Im Koalitionsvertrag vom 7.12.2021 ist auch eine Reihe von Maßnahmen im Bereich des Gesellschaftsrechts enthalten. Die Spannweite reicht von der Digitalisierung von Gründungsprozessen über Compliance-Aspekte bis zu für den mittelständischen Bereich besonders wichtigen neuen Rechtsformen und der Start-up-Förderung.
Praxis-Info!
Problemlage
Wenn eine neue Regierung ihre Arbeit aufnimmt, stehen Maßnahmen im grundsätzlich bewährten Gesellschaftsrecht nicht unbedingt ganz oben auf der Prioritätenliste. Dennoch sind im Koalitionsvertrag vom 7.12.2021 auch diesbezüglich Neuerungen vorgesehen. Die mittels Digitalisierung erleichterte Gründung von Gesellschaften sowie die Einführung neuer Gesellschaftsformen dürften in der Praxis von großer Bedeutung sein. Über diese und weitere wesentliche Aspekte wird nachfolgend informiert.
Lösung
(1) Erleichterte Gründung mittels Digitalisierung: Noch unter der Vorgängerregierung wurde ein Gesetz verabschiedet, das künftig die Bargründung von GmbHs oder Unternehmergesellschaften (haftungsbeschränkt) im Wege eines notariellen Online-Verfahrens ermöglicht. Dies gilt ab dem 1.8.2022 und soll über ein von der Bundesnotarkammer bereitgestelltes Videokommunikationssystem erfolgen. Die Gründung kann so ohne physisches Erscheinen der Gründer vor dem Notar vollzogen werden. Entsprechendes gilt dann auch für notariell zu beglaubigende Handelsregisteranmeldungen bei Kapitalgesellschaften.
Die neue Regierungskoalition will nun einen Schritt weitergehen und Beurkundungen per Videokommunikation auch bei Sachgründungen und weiteren Beschlüssen erlauben. Darüber hinaus sollen für Gründungswillige sog. „One Stop Shops“ als Anlaufstellen für Gründungsberatung, -förderung und -anmeldung eingerichtet werden. Ziel ist es, Unternehmensgründungen innerhalb von 24 Stunden zu ermöglichen. Es bleibt abzuwarten, wie genau die Umsetzung hier aussehen soll. In Betracht käme etwa die Einrichtung eines entsprechenden Online-Portals.

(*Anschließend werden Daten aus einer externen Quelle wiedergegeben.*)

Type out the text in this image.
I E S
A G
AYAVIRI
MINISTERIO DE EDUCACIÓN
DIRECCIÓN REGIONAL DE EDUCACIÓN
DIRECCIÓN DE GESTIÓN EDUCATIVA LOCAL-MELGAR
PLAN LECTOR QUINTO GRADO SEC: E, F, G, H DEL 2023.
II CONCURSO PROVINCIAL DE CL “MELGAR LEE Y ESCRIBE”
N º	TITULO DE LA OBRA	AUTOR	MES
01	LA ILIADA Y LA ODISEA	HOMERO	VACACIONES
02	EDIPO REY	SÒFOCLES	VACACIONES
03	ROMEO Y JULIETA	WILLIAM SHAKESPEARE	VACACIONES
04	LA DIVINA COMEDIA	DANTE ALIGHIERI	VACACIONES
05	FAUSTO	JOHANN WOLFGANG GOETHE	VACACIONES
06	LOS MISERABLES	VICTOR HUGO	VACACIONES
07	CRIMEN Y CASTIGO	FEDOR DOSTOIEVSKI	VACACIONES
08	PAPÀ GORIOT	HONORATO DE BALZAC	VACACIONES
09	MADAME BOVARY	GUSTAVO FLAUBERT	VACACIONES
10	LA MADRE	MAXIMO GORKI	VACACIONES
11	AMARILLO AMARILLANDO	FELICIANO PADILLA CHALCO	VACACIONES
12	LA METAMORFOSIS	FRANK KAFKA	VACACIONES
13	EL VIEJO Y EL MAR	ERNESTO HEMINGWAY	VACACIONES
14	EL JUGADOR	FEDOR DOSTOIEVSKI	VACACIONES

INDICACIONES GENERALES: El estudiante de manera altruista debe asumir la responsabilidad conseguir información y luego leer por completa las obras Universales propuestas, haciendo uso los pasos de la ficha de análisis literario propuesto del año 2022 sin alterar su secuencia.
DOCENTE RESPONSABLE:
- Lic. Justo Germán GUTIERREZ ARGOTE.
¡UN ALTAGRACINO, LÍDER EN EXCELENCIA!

(2) Neue Gesellschaftsformen: Vorgesehen ist ferner die Einführung von neuen Gesellschaftsformen, wie z.B. Sozialunternehmen oder Gesellschaften mit gebundenem Vermögen. Letztere werden unter dem Gesichtspunkt des nachhaltigen Wirtschaftens bzw. der Corporate Social Responsibility (Stichwort: Nachhaltigkeit) schon länger diskutiert. Bei dieser Rechtsformvariante bleiben die erwirtschafteten Gewinne langfristig in der Gesellschaft und unterliegen nicht dem Zugriff der Gesellschafter. Diese verstehen sich quasi als Treuhänder für die nächste Unternehmensgeneration. Die hierfür zu schaffende Rechtsgrundlage soll Steuersparkonstruktionen dabei ausdrücklich ausschließen.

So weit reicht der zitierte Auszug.